Looking out at the newly brushed landscape, I couldn’t help but feel a deep calm and a sense of awe at the sheer majesty of the scene outside my window.
It put me in touch with the serene side of happiness, the sense that we live at the command of a vast beneficence. It’s the kind of happiness that wears the sparkle of tranquility and that rises from a calm and quiet heart.
The serenity of happiness is a gift that soothes and smoothes the jangled thoughts of our all too busy minds. It has a transcendent beauty about it that lets you hear the angels sing. It falls softly with a gentle grace and lets you taste the sweetness of true inner peace. It’s a whispering of the great yes, a surrender to trusting that all is well, despite the evidence of our limited perceptions.
It comes to you when you practice stilling yourself, when you allow yourself to set your cares and anxieties aside. It begins with simply breathing, with practicing mindfulness and presence. The more you allow yourself to soften into relaxation, the wider you open the channels through which happiness flows.

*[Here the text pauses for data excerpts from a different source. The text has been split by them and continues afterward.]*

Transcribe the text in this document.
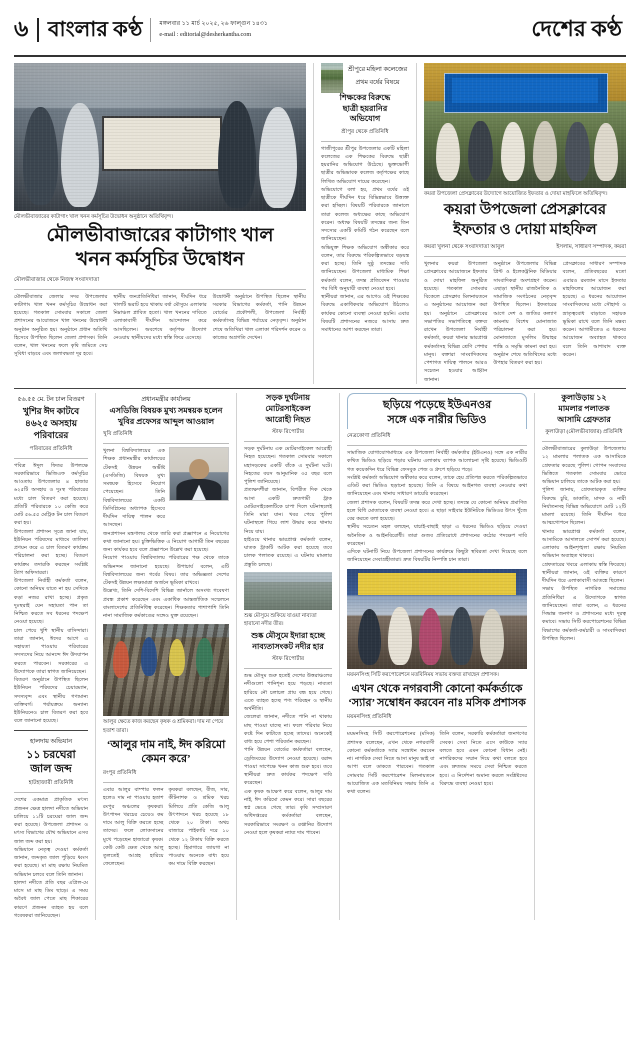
৬ বাংলার কণ্ঠ	মঙ্গলবার ১১ মার্চ ২০২৫, ২৬ ফাল্গুন ১৪৩১
e-mail : editorial@desherkantha.com	দেশের কণ্ঠ
মৌলভীবাজারের কাটাগাং খাল খনন কর্মসূচির উদ্বোধন অনুষ্ঠানে অতিথিবৃন্দ।
মৌলভীবাজারের কাটাগাং খাল
খনন কর্মসূচির উদ্বোধন
মৌলভীবাজার থেকে নিজস্ব সংবাদদাতা
মৌলভীবাজার জেলার সদর উপজেলার কাটাগাং খাল খনন কর্মসূচির উদ্বোধন করা হয়েছে। গতকাল সোমবার সকালে জেলা প্রশাসনের আয়োজনে খাল খননের উদ্বোধনী অনুষ্ঠান অনুষ্ঠিত হয়। অনুষ্ঠানে প্রধান অতিথি হিসেবে উপস্থিত ছিলেন জেলা প্রশাসক। তিনি বলেন, খাল খননের ফলে কৃষি জমিতে সেচ সুবিধা বাড়বে এবং জলাবদ্ধতা দূর হবে।
স্থানীয় জনপ্রতিনিধিরা জানান, দীর্ঘদিন ধরে খালটি ভরাট হয়ে থাকায় বর্ষা মৌসুমে এলাকার নিম্নাঞ্চল প্লাবিত হতো। খাল খননের দাবিতে এলাকাবাসী দীর্ঘদিন আন্দোলন করে আসছিলেন। অবশেষে কর্তৃপক্ষ উদ্যোগ নেওয়ায় স্থানীয়দের মধ্যে স্বস্তি ফিরে এসেছে।
উদ্বোধনী অনুষ্ঠানে উপস্থিত ছিলেন স্থানীয় সরকার বিভাগের কর্মকর্তা, পানি উন্নয়ন বোর্ডের প্রকৌশলী, উপজেলা নির্বাহী কর্মকর্তাসহ বিভিন্ন পর্যায়ের নেতৃবৃন্দ। অনুষ্ঠান শেষে অতিথিরা খাল এলাকা পরিদর্শন করেন ও কাজের অগ্রগতি দেখেন।
শ্রীপুরে মহিলা কলেজের
প্রথম বর্ষের বিষয়ে
শিক্ষকের বিরুদ্ধে
ছাত্রী হয়রানির
অভিযোগ
শ্রীপুর থেকে প্রতিনিধি
গাজীপুরের শ্রীপুর উপজেলার একটি মহিলা কলেজের এক শিক্ষকের বিরুদ্ধে ছাত্রী হয়রানির অভিযোগ উঠেছে। ভুক্তভোগী ছাত্রীর অভিভাবক কলেজ কর্তৃপক্ষের কাছে লিখিত অভিযোগ দায়ের করেছেন।
অভিযোগে বলা হয়, প্রথম বর্ষের ওই ছাত্রীকে দীর্ঘদিন ধরে বিভিন্নভাবে উত্ত্যক্ত করা হচ্ছিল। বিষয়টি পরিবারকে জানালে তারা কলেজ অধ্যক্ষের কাছে অভিযোগ করেন। অধ্যক্ষ বিষয়টি তদন্তের জন্য তিন সদস্যের একটি কমিটি গঠন করেছেন বলে জানিয়েছেন।
অভিযুক্ত শিক্ষক অভিযোগ অস্বীকার করে বলেন, তার বিরুদ্ধে পরিকল্পিতভাবে ষড়যন্ত্র করা হচ্ছে। তিনি সুষ্ঠু তদন্তের দাবি জানিয়েছেন। উপজেলা মাধ্যমিক শিক্ষা কর্মকর্তা বলেন, তদন্ত প্রতিবেদন পাওয়ার পর বিধি অনুযায়ী ব্যবস্থা নেওয়া হবে।
স্থানীয়রা জানান, এর আগেও ওই শিক্ষকের বিরুদ্ধে একাধিকবার অভিযোগ উঠলেও কার্যকর কোনো ব্যবস্থা নেওয়া হয়নি। এবার বিষয়টি প্রশাসনের নজরে আসায় দ্রুত সমাধানের আশা করছেন তারা।
কয়রা উপজেলা প্রেসক্লাবের উদ্যোগে আয়োজিত ইফতার ও দোয়া মাহফিলে অতিথিবৃন্দ।
কয়রা উপজেলা প্রেসক্লাবের
ইফতার ও দোয়া মাহফিল
কয়রা খুলনা থেকে সংবাদদাতা আবুল	ইসলাম, সাধারণ সম্পাদক, কয়রা
খুলনার কয়রা উপজেলা প্রেসক্লাবের আয়োজনে ইফতার ও দোয়া মাহফিল অনুষ্ঠিত হয়েছে। গতকাল সোমবার বিকেলে প্রেসক্লাব মিলনায়তনে এ অনুষ্ঠানের আয়োজন করা হয়। অনুষ্ঠানে প্রেসক্লাবের সভাপতির সভাপতিত্বে বক্তব্য রাখেন উপজেলা নির্বাহী কর্মকর্তা, কয়রা থানার ভারপ্রাপ্ত কর্মকর্তাসহ বিভিন্ন শ্রেণি পেশার মানুষ। বক্তারা সাংবাদিকদের পেশাগত দায়িত্ব পালনে আরও সচেতন হওয়ার আহ্বান জানান।
অনুষ্ঠানে উপজেলার বিভিন্ন প্রিন্ট ও ইলেকট্রনিক মিডিয়ার সাংবাদিকরা অংশগ্রহণ করেন। এছাড়া স্থানীয় রাজনৈতিক ও সামাজিক সংগঠনের নেতৃবৃন্দ উপস্থিত ছিলেন। ইফতারের আগে দেশ ও জাতির কল্যাণ কামনায় বিশেষ মোনাজাত পরিচালনা করা হয়। মোনাজাতে মুসলিম উম্মাহর শান্তি ও সমৃদ্ধি কামনা করা হয়। অনুষ্ঠান শেষে অতিথিদের মধ্যে উপহার বিতরণ করা হয়।
প্রেসক্লাবের সাধারণ সম্পাদক বলেন, প্রতিবছরের মতো এবারও রমজান মাসে ইফতার মাহফিলের আয়োজন করা হয়েছে। এ ধরনের আয়োজন সাংবাদিকদের মধ্যে সৌহার্দ্য ও ভ্রাতৃত্ববোধ বাড়াতে সহায়ক ভূমিকা রাখে বলে তিনি মন্তব্য করেন। আগামীতেও এ ধরনের আয়োজন অব্যাহত থাকবে বলে তিনি আশাবাদ ব্যক্ত করেন।
৫৬.৫৫ মে. টন চাল বিতরণ
খুশির ঈদ কাটবে
৪৬২৫ অসহায়
পরিবারের
পরিবারের প্রতিনিধি
পবিত্র ঈদুল ফিতর উপলক্ষে সরকারিভাবে ভিজিএফ কর্মসূচির আওতায় উপজেলার ৪ হাজার ৬২৫টি অসহায় ও দুঃস্থ পরিবারের মধ্যে চাল বিতরণ করা হয়েছে। প্রতিটি পরিবারকে ১০ কেজি করে মোট ৫৬.৫৫ মেট্রিক টন চাল বিতরণ করা হয়।
উপজেলা প্রশাসন সূত্রে জানা যায়, ইউনিয়ন পরিষদের মাধ্যমে তালিকা প্রণয়ন করে এ চাল বিতরণ কার্যক্রম পরিচালনা করা হচ্ছে। বিতরণ কার্যক্রম তদারকি করছেন সংশ্লিষ্ট ট্যাগ অফিসাররা।
উপজেলা নির্বাহী কর্মকর্তা বলেন, কোনো অনিয়ম যাতে না হয় সেদিকে কড়া নজর রাখা হচ্ছে। প্রকৃত দুঃস্থরাই যেন সহায়তা পান তা নিশ্চিত করতে সব ধরনের পদক্ষেপ নেওয়া হয়েছে।
চাল পেয়ে খুশি স্থানীয় বাসিন্দারা। তারা জানান, ঈদের আগে এ সহায়তা পাওয়ায় পরিবারের সদস্যদের নিয়ে আনন্দে ঈদ উদযাপন করতে পারবেন। সরকারের এ উদ্যোগকে তারা স্বাগত জানিয়েছেন।
বিতরণ অনুষ্ঠানে উপস্থিত ছিলেন ইউনিয়ন পরিষদের চেয়ারম্যান, সদস্যবৃন্দ এবং স্থানীয় গণ্যমান্য ব্যক্তিবর্গ। পর্যায়ক্রমে অন্যান্য ইউনিয়নেও চাল বিতরণ করা হবে বলে জানানো হয়েছে।
হালদায় অভিযান
১১ চরঘেরা
জাল জব্দ
হাটহাজারী প্রতিনিধি
দেশের একমাত্র প্রাকৃতিক মৎস্য প্রজনন ক্ষেত্র হালদা নদীতে অভিযান চালিয়ে ১১টি চরঘেরা জাল জব্দ করা হয়েছে। উপজেলা প্রশাসন ও মৎস্য বিভাগের যৌথ অভিযানে এসব জাল জব্দ করা হয়।
অভিযানে নেতৃত্ব দেওয়া কর্মকর্তা জানান, জব্দকৃত জাল পুড়িয়ে ধ্বংস করা হয়েছে। মা মাছ রক্ষায় নিয়মিত অভিযান চলবে বলে তিনি জানান।
হালদা নদীতে প্রতি বছর এপ্রিল-মে মাসে মা মাছ ডিম ছাড়ে। এ সময় অবৈধ জাল পেতে মাছ শিকারের কারণে প্রজনন ব্যাহত হয় বলে গবেষকরা জানিয়েছেন।
প্রধানমন্ত্রীর কার্যালয়
এসডিজি বিষয়ক মুখ্য সমন্বয়ক হলেন
খুবির প্রফেসর আব্দুল আওয়াল
খুবি প্রতিনিধি
খুলনা বিশ্ববিদ্যালয়ের এক শিক্ষক প্রধানমন্ত্রীর কার্যালয়ের টেকসই উন্নয়ন অভীষ্ট (এসডিজি) বিষয়ক মুখ্য সমন্বয়ক হিসেবে নিয়োগ পেয়েছেন। তিনি বিশ্ববিদ্যালয়ের একটি ডিসিপ্লিনের অধ্যাপক হিসেবে দীর্ঘদিন দায়িত্ব পালন করে আসছেন।
জনপ্রশাসন মন্ত্রণালয় থেকে জারি করা প্রজ্ঞাপনে এ নিয়োগের কথা জানানো হয়। চুক্তিভিত্তিক এ নিয়োগ আগামী তিন বছরের জন্য কার্যকর হবে বলে প্রজ্ঞাপনে উল্লেখ করা হয়েছে।
নিয়োগ পাওয়ায় বিশ্ববিদ্যালয় পরিবারের পক্ষ থেকে তাকে অভিনন্দন জানানো হয়েছে। উপাচার্য বলেন, এটি বিশ্ববিদ্যালয়ের জন্য গর্বের বিষয়। তার অভিজ্ঞতা দেশের টেকসই উন্নয়ন লক্ষ্যমাত্রা অর্জনে ভূমিকা রাখবে।
উল্লেখ্য, তিনি দেশি-বিদেশি বিভিন্ন জার্নালে অসংখ্য গবেষণা প্রবন্ধ প্রকাশ করেছেন এবং একাধিক আন্তর্জাতিক সম্মেলনে বাংলাদেশের প্রতিনিধিত্ব করেছেন। শিক্ষকতার পাশাপাশি তিনি নানা সামাজিক কর্মকাণ্ডের সঙ্গেও যুক্ত রয়েছেন।
আলুর ক্ষেতে কাজ করছেন কৃষক ও শ্রমিকরা। দাম না পেয়ে হতাশ তারা।
‘আলুর দাম নাই, ঈদ করিমো
কেমন করে’
রংপুর প্রতিনিধি
এবার আলুর বাম্পার ফলন হলেও দাম না পাওয়ায় হতাশ রংপুর অঞ্চলের কৃষকরা। উৎপাদন খরচের চেয়েও কম দামে আলু বিক্রি করতে হচ্ছে তাদের। ফলে লোকসানের মুখে পড়েছেন হাজারো কৃষক। কেউ কেউ ক্ষেত থেকে আলু তুলতেই আগ্রহ হারিয়ে ফেলেছেন।
কৃষকরা বলছেন, বীজ, সার, কীটনাশক ও শ্রমিক খরচ মিলিয়ে প্রতি কেজি আলু উৎপাদনে খরচ হয়েছে ১৮ থেকে ২০ টাকা। অথচ বাজারে পাইকারি দরে ১০ থেকে ১২ টাকায় বিক্রি করতে হচ্ছে। হিমাগারে জায়গা না পাওয়ায় অনেকে বাধ্য হয়ে কম দামে বিক্রি করছেন।
সড়ক দুর্ঘটনায়
মোটরসাইকেল
আরোহী নিহত
স্টাফ রিপোর্টার
সড়ক দুর্ঘটনায় এক মোটরসাইকেল আরোহী নিহত হয়েছেন। গতকাল সোমবার সকালে মহাসড়কের একটি বাঁকে এ দুর্ঘটনা ঘটে। নিহতের বয়স আনুমানিক ৩৫ বছর বলে পুলিশ জানিয়েছে।
প্রত্যক্ষদর্শীরা জানান, বিপরীত দিক থেকে আসা একটি দ্রুতগামী ট্রাক মোটরসাইকেলটিকে চাপা দিলে ঘটনাস্থলেই তিনি মারা যান। খবর পেয়ে পুলিশ ঘটনাস্থলে গিয়ে লাশ উদ্ধার করে থানায় নিয়ে যায়।
হাইওয়ে থানার ভারপ্রাপ্ত কর্মকর্তা বলেন, ঘাতক ট্রাকটি আটক করা হয়েছে তবে চালক পলাতক রয়েছে। এ ঘটনায় মামলার প্রস্তুতি চলছে।
শুষ্ক মৌসুমে শুকিয়ে যাওয়া নাব্যতা হারানো নদীর তীর।
শুষ্ক মৌসুমে ইদারা হচ্ছে
নাব্যতাসংকট নদীর হার
স্টাফ রিপোর্টার
শুষ্ক মৌসুম শুরু হতেই দেশের উত্তরাঞ্চলের নদীগুলো পানিশূন্য হয়ে পড়ছে। নাব্যতা হারিয়ে নৌ চলাচল প্রায় বন্ধ হয়ে গেছে। এতে ব্যাহত হচ্ছে পণ্য পরিবহন ও স্থানীয় অর্থনীতি।
জেলেরা জানান, নদীতে পানি না থাকায় মাছ পাওয়া যাচ্ছে না। ফলে পরিবার নিয়ে কষ্টে দিন কাটাতে হচ্ছে তাদের। অনেকেই বাধ্য হয়ে পেশা পরিবর্তন করছেন।
পানি উন্নয়ন বোর্ডের কর্মকর্তারা বলছেন, ড্রেজিংয়ের উদ্যোগ নেওয়া হয়েছে। বরাদ্দ পাওয়া সাপেক্ষে খনন কাজ শুরু হবে। তবে স্থানীয়রা দ্রুত কার্যকর পদক্ষেপ দাবি করেছেন।
এক কৃষক আক্ষেপ করে বলেন, আলুর দাম নাই, ঈদ করিমো কেমন করে। সারা বছরের স্বপ্ন ভেঙে গেছে তার। কৃষি সম্প্রসারণ অধিদপ্তরের কর্মকর্তারা বলছেন, সরকারিভাবে সংরক্ষণ ও রপ্তানির উদ্যোগ নেওয়া হলে কৃষকরা ন্যায্য দাম পাবেন।
ছড়িয়ে পড়েছে ইউএনওর
সঙ্গে এক নারীর ভিডিও
নেত্রকোণা প্রতিনিধি
সামাজিক যোগাযোগমাধ্যমে এক উপজেলা নির্বাহী কর্মকর্তার (ইউএনও) সঙ্গে এক নারীর কথিত ভিডিও ছড়িয়ে পড়ার ঘটনায় এলাকায় ব্যাপক আলোচনা সৃষ্টি হয়েছে। ভিডিওটি গত কয়েকদিন ধরে বিভিন্ন ফেসবুক পেজ ও গ্রুপে ছড়িয়ে পড়ে।
সংশ্লিষ্ট কর্মকর্তা অভিযোগ অস্বীকার করে বলেন, তাকে হেয় প্রতিপন্ন করতে পরিকল্পিতভাবে এডিট করা ভিডিও ছড়ানো হয়েছে। তিনি এ বিষয়ে আইনগত ব্যবস্থা নেওয়ার কথা জানিয়েছেন এবং থানায় সাধারণ ডায়েরি করেছেন।
জেলা প্রশাসক বলেন, বিষয়টি তদন্ত করে দেখা হচ্ছে। তদন্তে যে কোনো অনিয়ম প্রমাণিত হলে বিধি মোতাবেক ব্যবস্থা নেওয়া হবে। এ ছাড়া সাইবার ইউনিটকে ভিডিওর উৎস খুঁজে বের করতে বলা হয়েছে।
স্থানীয় সচেতন মহল বলছেন, যাচাই-বাছাই ছাড়া এ ধরনের ভিডিও ছড়িয়ে দেওয়া অনৈতিক ও আইনবিরোধী। তারা গুজব প্রতিরোধে প্রশাসনের কঠোর পদক্ষেপ দাবি করেছেন।
এদিকে ঘটনাটি নিয়ে উপজেলা প্রশাসনের কার্যক্রমে কিছুটা স্থবিরতা দেখা দিয়েছে বলে জানিয়েছেন সেবাগ্রহীতারা। দ্রুত বিষয়টির নিষ্পত্তি চান তারা।
ময়মনসিংহ সিটি করপোরেশনে মতবিনিময় সভায় বক্তব্য রাখছেন প্রশাসক।
এখন থেকে নগরবাসী কোনো কর্মকর্তাকে
‘স্যার’ সম্বোধন করবেন নাঃ মসিক প্রশাসক
ময়মনসিংহ প্রতিনিধি
ময়মনসিংহ সিটি করপোরেশনের (মসিক) প্রশাসক বলেছেন, এখন থেকে নগরবাসী কোনো কর্মকর্তাকে স্যার সম্বোধন করবেন না। নাগরিক সেবা নিতে আসা মানুষ ভাই বা আপা বলে ডাকতে পারবেন। গতকাল সোমবার সিটি করপোরেশন মিলনায়তনে আয়োজিত এক মতবিনিময় সভায় তিনি এ কথা বলেন।
তিনি বলেন, সরকারি কর্মকর্তারা জনগণের সেবক। সেবা নিতে এসে কাউকে স্যার বলতে হবে এমন কোনো বিধান নেই। নাগরিকদের সম্মান দিয়ে কথা বলতে হবে এবং দ্রুততম সময়ে সেবা নিশ্চিত করতে হবে। এ নির্দেশনা অমান্য করলে সংশ্লিষ্টদের বিরুদ্ধে ব্যবস্থা নেওয়া হবে।
কুলাউড়ায় ১২
মামলার পলাতক
আসামি গ্রেফতার
কুলাউড়া (মৌলভীবাজার) প্রতিনিধি
মৌলভীবাজারের কুলাউড়া উপজেলায় ১২ মামলার পলাতক এক আসামিকে গ্রেফতার করেছে পুলিশ। গোপন সংবাদের ভিত্তিতে গতকাল সোমবার ভোরে অভিযান চালিয়ে তাকে আটক করা হয়।
পুলিশ জানায়, গ্রেফতারকৃত ব্যক্তির বিরুদ্ধে চুরি, ডাকাতি, মাদক ও নারী নির্যাতনসহ বিভিন্ন অভিযোগে মোট ১২টি মামলা রয়েছে। তিনি দীর্ঘদিন ধরে আত্মগোপনে ছিলেন।
থানার ভারপ্রাপ্ত কর্মকর্তা বলেন, আসামিকে আদালতে সোপর্দ করা হয়েছে। এলাকায় আইনশৃঙ্খলা রক্ষায় নিয়মিত অভিযান অব্যাহত থাকবে।
গ্রেফতারের খবরে এলাকায় স্বস্তি ফিরেছে। স্থানীয়রা জানান, ওই ব্যক্তির কারণে দীর্ঘদিন ধরে এলাকাবাসী আতঙ্কে ছিলেন।
সভায় উপস্থিত নাগরিক সমাজের প্রতিনিধিরা এ উদ্যোগকে স্বাগত জানিয়েছেন। তারা বলেন, এ ধরনের সিদ্ধান্ত জনগণ ও প্রশাসনের মধ্যে দূরত্ব কমাবে। সভায় সিটি করপোরেশনের বিভিন্ন বিভাগের কর্মকর্তা-কর্মচারী ও সাংবাদিকরা উপস্থিত ছিলেন।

And the more that you open them, the greater your sense of inner peace and joy.
The Happiness of Appreciating the Ordinary
As time accelerates toward year’s end and the approaching holidays sweep us up with their bustle and rush, take a moment now and then to appreciate the ordinary.
The familiar people, the daily routines, the myriad possessions that we take for granted are, after all, the things that add a sense of constancy to our lives. They give us comfort; they define us; they contribute their textures to our lives.
Because they fill our worlds routinely, day in and day out, we tend to overlook the little miracles that surround us: The sound of Jen’s voice, the way Matthew smiles, the hum of the refrigerator, the plumpness of a pillow, the warmth of our beds. Electricity, hot water, indoor plumbing, the fact that the bus unfailingly comes around 7. The tree outside the door, the cat’s meow, knowing where we keep the spoons.
Appreciating the ordinary removes it from the dusty shelf of disregard and shines it up again. It lets us see how much we have, and to remember how we value it, how we depend on its presence. In a world where change is swift and unrelenting, the ordinary parts of our lives offer us a refuge; they deserve our positive regard. And we deserve the quiet joy that comes from offering it.